Renaissance Technologies

Thank you Yuval. Very well reasoned and objective, I believe…

Speaking only for myself, there is one additional thing I look at, besides my own performance.

I ask myself just how special am I really. I have nothing to complain about as far as my returns.

But I have the experience of a large sample of Designer Models. Models that are doing poorly even over the last 5 years. I have to consider that luck could have played a part in my returns.

Luck that may not hold up if I am not much better than the Designers (on average). I still hold positions in my ports that have done well out-of-sample (if not so well recently) hoping for a rebound.

After all, maybe I am special and can do better than the Designers. Not by much (if at all) would be my realistic guess.

Hmmm. Reading my own post, maybe I should close my positions now.

-Jim

You can do it in excel.
t Stat= -11.09546279
P(T<=t) one-tail= 1.04972E-17

WHOA!!!

-Jim

Jim, sorry to answer so late.

My post relates not to black box systems. I know I shoot me in the foot here, but I personally would never trade a black box system and I actually would not recommend it.

I might trade one but only if the provider would give almost everything away (like on a 1:1 ZOOM session where he or she shows me at least the ranking system and reveils it and does the robustness tests life together with me).

The reason: you need to have 100% trust in your system if you want to trade it and you have at least I need to have test it on robustness (1, 3, 5, 10, 20, 50, 100, 200 Stocks, different caps (nano, small, mid, big), evenid =1, evenid = 0, different universes (US, Canada, Nasdaq 100, Sp500), at least all sectors, if not at least 20 industries and sub industries) and then looking at the capital curve (no statistics, bc. they do not capture the tails, at least the once I know).

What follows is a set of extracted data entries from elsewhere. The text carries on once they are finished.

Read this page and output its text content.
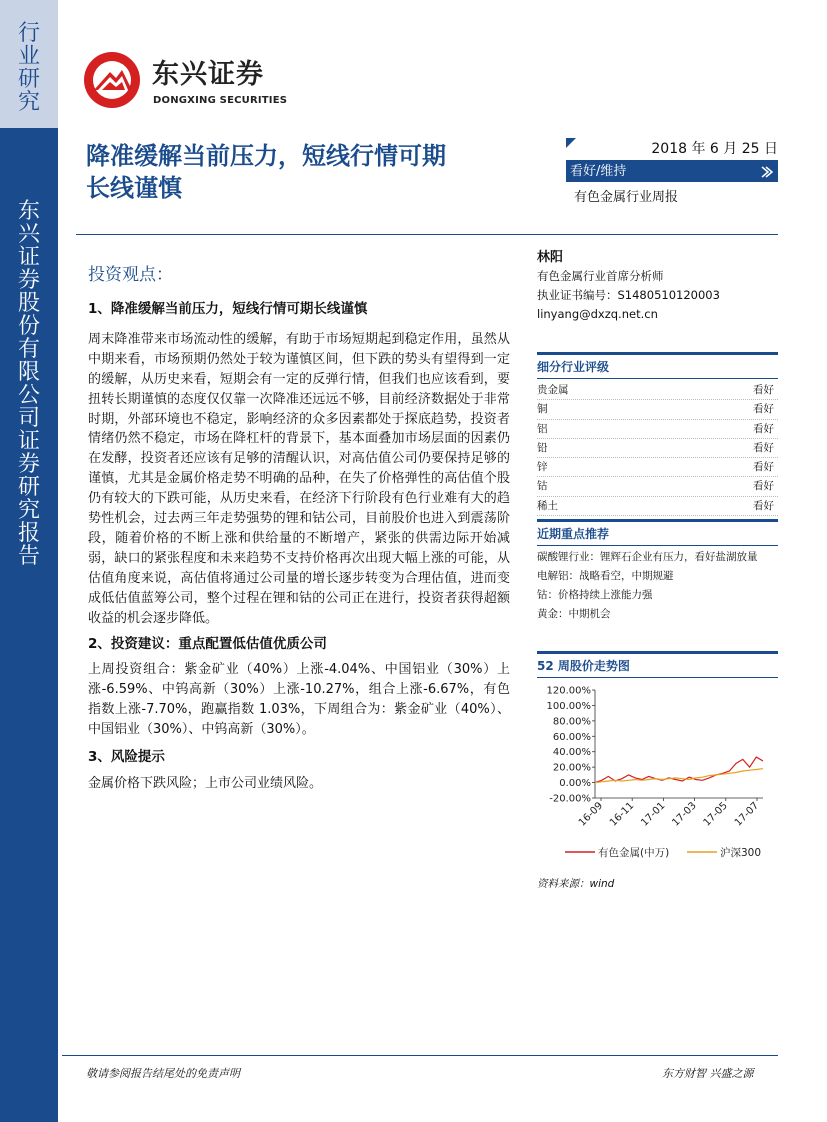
行
业
研
究
东
兴
证
券
股
份
有
限
公
司
证
券
研
究
报
告
东兴证券
DONGXING SECURITIES
降准缓解当前压力，短线行情可期
长线谨慎
2018 年 6 月 25 日
看好/维持
有色金属行业周报
投资观点：

1、降准缓解当前压力，短线行情可期长线谨慎

周末降准带来市场流动性的缓解，有助于市场短期起到稳定作用，虽然从中期来看，市场预期仍然处于较为谨慎区间，但下跌的势头有望得到一定的缓解，从历史来看，短期会有一定的反弹行情，但我们也应该看到，要扭转长期谨慎的态度仅仅靠一次降准还远远不够，目前经济数据处于非常时期，外部环境也不稳定，影响经济的众多因素都处于探底趋势，投资者情绪仍然不稳定，市场在降杠杆的背景下，基本面叠加市场层面的因素仍在发酵，投资者还应该有足够的清醒认识，对高估值公司仍要保持足够的谨慎，尤其是金属价格走势不明确的品种，在失了价格弹性的高估值个股仍有较大的下跌可能，从历史来看，在经济下行阶段有色行业难有大的趋势性机会，过去两三年走势强势的锂和钴公司，目前股价也进入到震荡阶段，随着价格的不断上涨和供给量的不断增产，紧张的供需边际开始减弱，缺口的紧张程度和未来趋势不支持价格再次出现大幅上涨的可能，从估值角度来说，高估值将通过公司量的增长逐步转变为合理估值，进而变成低估值蓝筹公司，整个过程在锂和钴的公司正在进行，投资者获得超额收益的机会逐步降低。

2、投资建议：重点配置低估值优质公司

上周投资组合：紫金矿业（40%）上涨-4.04%、中国铝业（30%）上涨-6.59%、中钨高新（30%）上涨-10.27%，组合上涨-6.67%，有色指数上涨-7.70%，跑赢指数 1.03%，下周组合为：紫金矿业（40%）、中国铝业（30%）、中钨高新（30%）。

3、风险提示

金属价格下跌风险；上市公司业绩风险。

林阳
有色金属行业首席分析师
执业证书编号：S1480510120003
linyang@dxzq.net.cn
细分行业评级
贵金属	看好
铜	看好
铝	看好
铅	看好
锌	看好
钴	看好
稀土	看好
近期重点推荐
碳酸锂行业：锂辉石企业有压力，看好盐湖放量
电解铝：战略看空，中期规避
钴：价格持续上涨能力强
黄金：中期机会
52 周股价走势图
-20.00%
0.00%
20.00%
40.00%
60.00%
80.00%
100.00%
120.00%
16-09 16-11 17-01 17-03 17-05 17-07
有色金属(中万)	沪深300
资料来源：wind
敬请参阅报告结尾处的免责声明	东方财智 兴盛之源
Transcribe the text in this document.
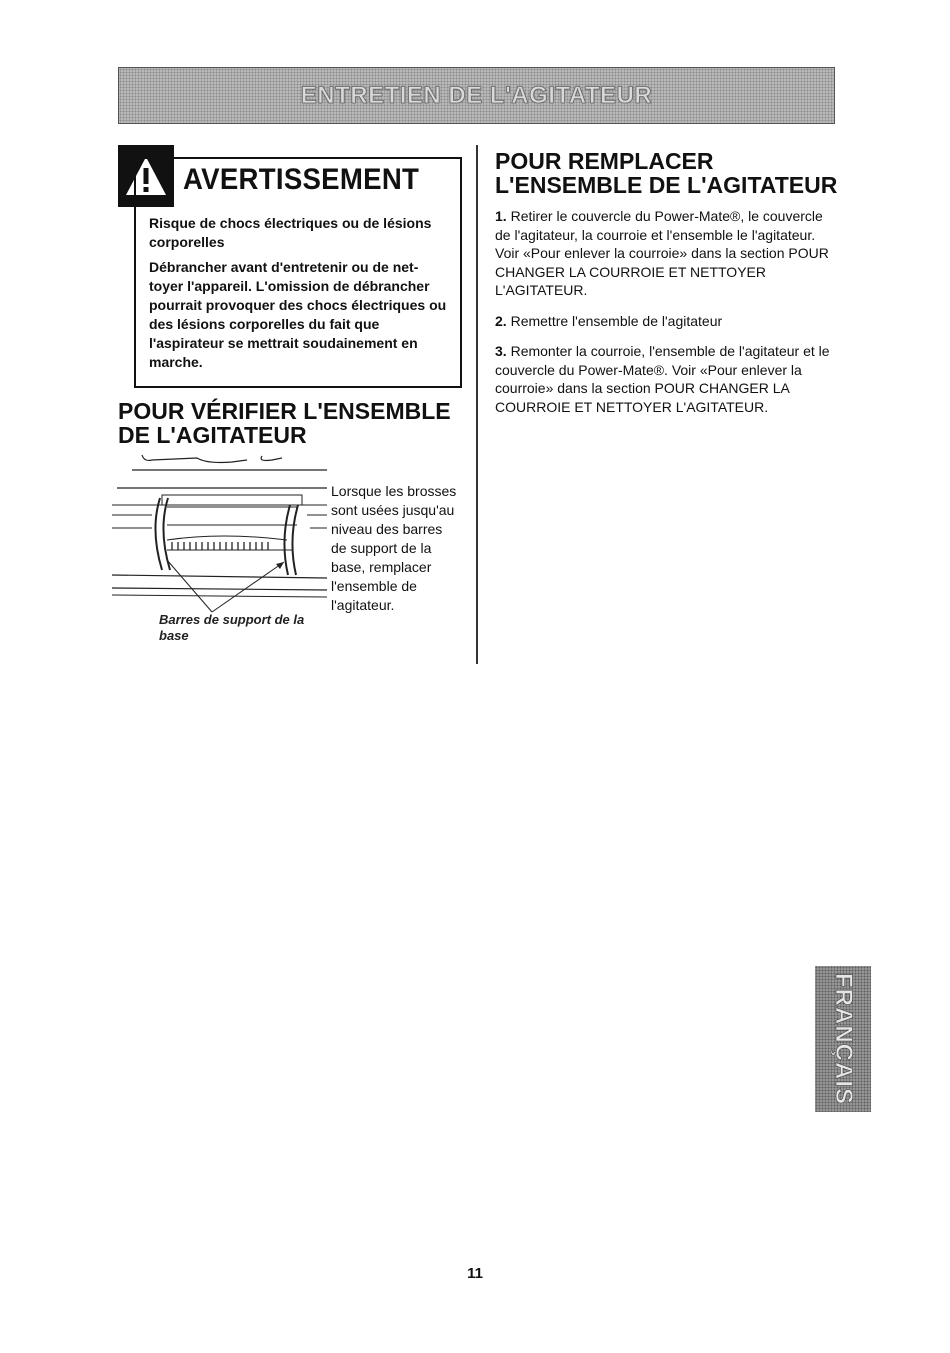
ENTRETIEN DE L'AGITATEUR
AVERTISSEMENT

Risque de chocs électriques ou de lésions corporelles

Débrancher avant d'entretenir ou de net-toyer l'appareil. L'omission de débrancher pourrait provoquer des chocs électriques ou des lésions corporelles du fait que l'aspirateur se mettrait soudainement en marche.

POUR VÉRIFIER L'ENSEMBLE DE L'AGITATEUR
Barres de support de la base
Lorsque les brosses sont usées jusqu'au niveau des barres de support de la base, remplacer l'ensemble de l'agitateur.
POUR REMPLACER L'ENSEMBLE DE L'AGITATEUR
1. Retirer le couvercle du Power-Mate®, le couvercle de l'agitateur, la courroie et l'ensemble le l'agitateur. Voir «Pour enlever la courroie» dans la section POUR CHANGER LA COURROIE ET NETTOYER L'AGITATEUR.
2. Remettre l'ensemble de l'agitateur
3. Remonter la courroie, l'ensemble de l'agitateur et le couvercle du Power-Mate®. Voir «Pour enlever la courroie» dans la section POUR CHANGER LA COURROIE ET NETTOYER L'AGITATEUR.
FRANÇAIS
11
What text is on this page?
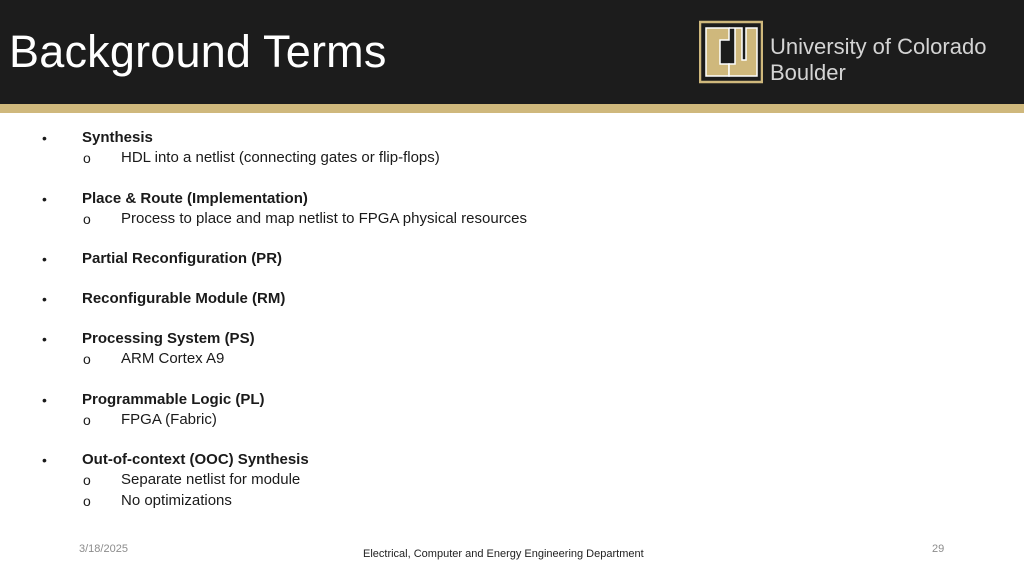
Background Terms	University of Colorado
Boulder
• Synthesis
o HDL into a netlist (connecting gates or flip-flops)
• Place & Route (Implementation)
o Process to place and map netlist to FPGA physical resources
• Partial Reconfiguration (PR)
• Reconfigurable Module (RM)
• Processing System (PS)
o ARM Cortex A9
• Programmable Logic (PL)
o FPGA (Fabric)
• Out-of-context (OOC) Synthesis
o Separate netlist for module
o No optimizations
3/18/2025	Electrical, Computer and Energy Engineering Department	29
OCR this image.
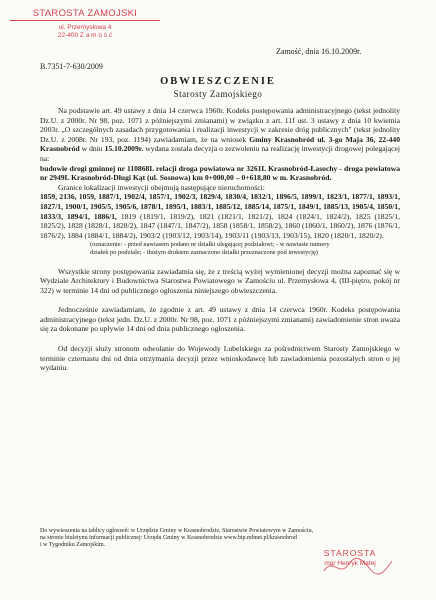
STAROSTA ZAMOJSKI
ul. Przemysłowa 4
22-400 Z a m o ś ć
Zamość, dnia 16.10.2009r.
B.7351-7-630/2009
OBWIESZCZENIE
Starosty Zamojskiego

Na podstawie art. 49 ustawy z dnia 14 czerwca 1960r. Kodeks postępowania administracyjnego (tekst jednolity Dz.U. z 2000r. Nr 98, poz. 1071 z późniejszymi zmianami) w związku z art. 11f ust. 3 ustawy z dnia 10 kwietnia 2003r. „O szczególnych zasadach przygotowania i realizacji inwestycji w zakresie dróg publicznych" (tekst jednolity Dz.U. z 2008r. Nr 193, poz. 1194) zawiadamiam, że na wniosek Gminy Krasnobród ul. 3-go Maja 36, 22-440 Krasnobród w dniu 15.10.2009r. wydana została decyzja o zezwoleniu na realizację inwestycji drogowej polegającej na:

budowie drogi gminnej nr 110868L relacji droga powiatowa nr 3261L Krasnobród-Łasochy - droga powiatowa nr 2949L Krasnobród-Długi Kąt (ul. Sosnowa) km 0+000,00 – 0+618,80 w m. Krasnobród.

Granice lokalizacji inwestycji obejmują następujące nieruchomości:

1859, 2136, 1059, 1887/1, 1902/4, 1857/1, 1902/3, 1829/4, 1830/4, 1832/1, 1896/5, 1899/1, 1823/1, 1877/1, 1893/1, 1827/1, 1900/1, 1905/5, 1905/6, 1878/1, 1895/1, 1883/1, 1885/12, 1885/14, 1875/1, 1849/1, 1885/13, 1905/4, 1850/1, 1833/3, 1894/1, 1886/1, 1819 (1819/1, 1819/2), 1821 (1821/1, 1821/2), 1824 (1824/1, 1824/2), 1825 (1825/1, 1825/2), 1828 (1828/1, 1828/2), 1847 (1847/1, 1847/2), 1858 (1858/1, 1858/2), 1860 (1860/1, 1860/2), 1876 (1876/1, 1876/2), 1884 (1884/1, 1884/2), 1903/2 (1903/12, 1903/14), 1903/11 (1903/13, 1903/15), 1820 (1820/1, 1820/2).

(oznaczenie: - przed nawiasem podano nr działki ulegającej podziałowi; - w nawiasie numery
działek po podziale; - tłustym drukiem zaznaczono działki przeznaczone pod inwestycję)

Wszystkie strony postępowania zawiadamia się, że z treścią wyżej wymienionej decyzji można zapoznać się w Wydziale Architektury i Budownictwa Starostwa Powiatowego w Zamościu ul. Przemysłowa 4, (III-piętro, pokój nr 322) w terminie 14 dni od publicznego ogłoszenia niniejszego obwieszczenia.

Jednocześnie zawiadamiam, że zgodnie z art. 49 ustawy z dnia 14 czerwca 1960r. Kodeks postępowania administracyjnego (tekst jedn. Dz.U. z 2000r. Nr 98, poz. 1071 z późniejszymi zmianami) zawiadomienie stron uważa się za dokonane po upływie 14 dni od dnia publicznego ogłoszenia.

Od decyzji służy stronom odwołanie do Wojewody Lubelskiego za pośrednictwem Starosty Zamojskiego w terminie czternastu dni od dnia otrzymania decyzji przez wnioskodawcę lub zawiadomienia pozostałych stron o jej wydaniu.

Do wywieszenia na tablicy ogłoszeń: w Urzędzie Gminy w Krasnobrodzie, Starostwie Powiatowym w Zamościu,
na stronie biuletynu informacji publicznej: Urzędu Gminy w Krasnobrodzie www.bip.mbnet.pl/krasnobrod
i w Tygodniku Zamojskim.
STAROSTA
mgr Henryk Matej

Also on every factor I use, I need to find at least a dozen researching papers from akademia (my favorite OSAM), If they can not backtest it
for much longer timeframes (like 1870).

Also, I always look, that my system that I trade has a lot of degrees of freedom. That means as less buy and sell rules as possible and a lot of stocks
left in the universe (I look at the screen of the buy rules, if there are less then 1000 Stocks I am not using it and get rid of buy rules).

For example: I have a trading system that works great on the overall market and this trading system works almost perfectly on
the sector healthcare, but I do not use it (the healthcare version) simply bc. the overall stock count on healtcare is to low for me, I am to scared
that something might happen to the sector and I am dead in the water. I give up performance bc. I do not want to get even near to overoptimisation.
I know I might let something on the table, but the closer I get to optimisation, the less confident I will be to trade it.

Last step is to find an assumption on why the factor works, and if this is not assumptionable by cycle behaiviour or simply emotions, I do not use
it no matter how good the backtest and the robustnes test was (though this step is highly subjective).

That is also the reason why I would never trade a system where I do not understand the methods that are used. For example AI stuff where even
the backtest change from run to run.

the Job of my coach is not to understand all this, but to keep me in the process. he asks: ok. lets go through the process and make
sure you have done everything concerning to your rules. Then he asks, o.k., trust your sellf (in an event of a DD that is hard for me).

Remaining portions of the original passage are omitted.